Understanding RxJava: Differences between Runnable callback

I'm trying to understand RxJava and I'm sure this question is a nonsense... I have this code using RxJava:
public Observable<T> getData(int id) {
if (dataAlreadyLoaded()) {
return Observable.create(new Observable.OnSubscribe<T>(){
T data = getDataFromMemory(id);
subscriber.onNext(data);
});
}
return Observable.create(new Observable.OnSubscribe<T>(){
#Override
public void call(Subscriber<? super String> subscriber) {
T data = getDataFromRemoteService(id);
subscriber.onNext(data);
}
});
}
And, for instance, I could use it this way:
Action1<String> action = new Action<String>() {
#Override
public void call(String s) {
//Do something with s
}
};
getData(3).subscribe(action);
and this another with callback that implements Runnable:
public void getData(int id, MyClassRunnable callback) {
if (dataAlreadyLoaded()) {
T data = getDataFromMemory(id);
callback.setData(data);
callback.run();
} else {
T data = getDataFromRemoteService(id);
callback.setData(data);
callback.run();
}
}
And I would use it this way:
getData(3, new MyClassRunnable()); //Do something in run method
Which are the differences? Why is the first one better?
The question is not about the framework itself but the paradigm. I'm trying to understand the use cases of reactive.
I appreciate any help. Thanks.
First of all, your RxJava version is much more complex than it needs to be. Here's a much simpler version:
public Observable<T> getData(int id) {
return Observable.fromCallable(() ->
dataAlreadyLoaded() ? getDataFromMemory(id) : getDataFromRemoteService(id)
);
}
Regardless, the problem you present is so trivial that there is no discernible difference between the two solutions. It's like asking which one is better for assigning integer values - var = var + 1 or var++. In this particular case they are identical, but when using assignment there are many more possibilities (adding values other than one, subtracting, multiplying, dividing, taking into account other variables, etc).
So what is it you can do with reactive? I like the summary on reactivex's website:
Easily create event streams or data streams. For a single piece of data this isn't so important, but when you have a stream of data the paradigm makes a lot more sense.
Compose and transform streams with query-like operators. In your above example there are no operators and a single stream. Operators let you transform data in handy ways, and combining multiple callbacks is much harder than combining multiple Observables.
Subscribe to any observable stream to perform side effects. You're only listening to a single event. Reactive is well-suited for listening to multiple events. It's also great for things like error handling - you can create a long sequence of events, but any errors are forwarded to the eventual subscriber.
Let's look at a more concrete with an example that has more intrigue: validating an email and password.
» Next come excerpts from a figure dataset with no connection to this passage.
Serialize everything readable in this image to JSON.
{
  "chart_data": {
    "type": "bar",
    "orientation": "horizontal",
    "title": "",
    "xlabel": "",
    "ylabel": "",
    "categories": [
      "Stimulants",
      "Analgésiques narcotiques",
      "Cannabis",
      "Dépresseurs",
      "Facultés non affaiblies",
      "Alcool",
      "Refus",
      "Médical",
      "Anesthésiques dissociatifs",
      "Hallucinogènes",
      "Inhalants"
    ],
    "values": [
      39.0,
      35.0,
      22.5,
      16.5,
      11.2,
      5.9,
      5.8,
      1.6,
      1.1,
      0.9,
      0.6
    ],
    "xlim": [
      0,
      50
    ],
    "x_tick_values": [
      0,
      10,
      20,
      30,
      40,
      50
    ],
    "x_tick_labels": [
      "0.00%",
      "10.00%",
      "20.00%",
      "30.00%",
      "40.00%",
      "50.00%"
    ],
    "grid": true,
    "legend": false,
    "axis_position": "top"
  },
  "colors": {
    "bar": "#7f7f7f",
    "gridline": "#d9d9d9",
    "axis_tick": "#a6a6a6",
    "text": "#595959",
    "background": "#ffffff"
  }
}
You've got two text fields and a button. You want the button to become enabled once there is a email (let's say .*#.*) and password (of at least 8 characters) entered.
I've got two Observables that represent whatever the user has currently entered into the text fields:
Observable<String> email = /* you figure this out */;
Observable<String> password = /* and this, too */;
For validating each input, I can map the input String to true or false.
Observable<Boolean> validEmail = email.map(str -> str.matches(".*#.*"));
Observable<Boolean> validPw = password.map(str -> str.length() >= 8);
Then I can combine them to determine if I should enable the button or not:
Observable.combineLatest(validEmail, validPw, (b1, b2) -> b1 && b2)
.subscribe(enableButton -> /* enable button based on bool */);
Now, every time the user types something new into either text field, the button's state gets updated. I've setup the logic so that the button just reacts to the state of the text fields.
This simple example doesn't show it all, but it shows how things get a lot more interesting after you get past a simple subscription. Obviously, you can do this without the reactive paradigm, but it's simpler with reactive operators.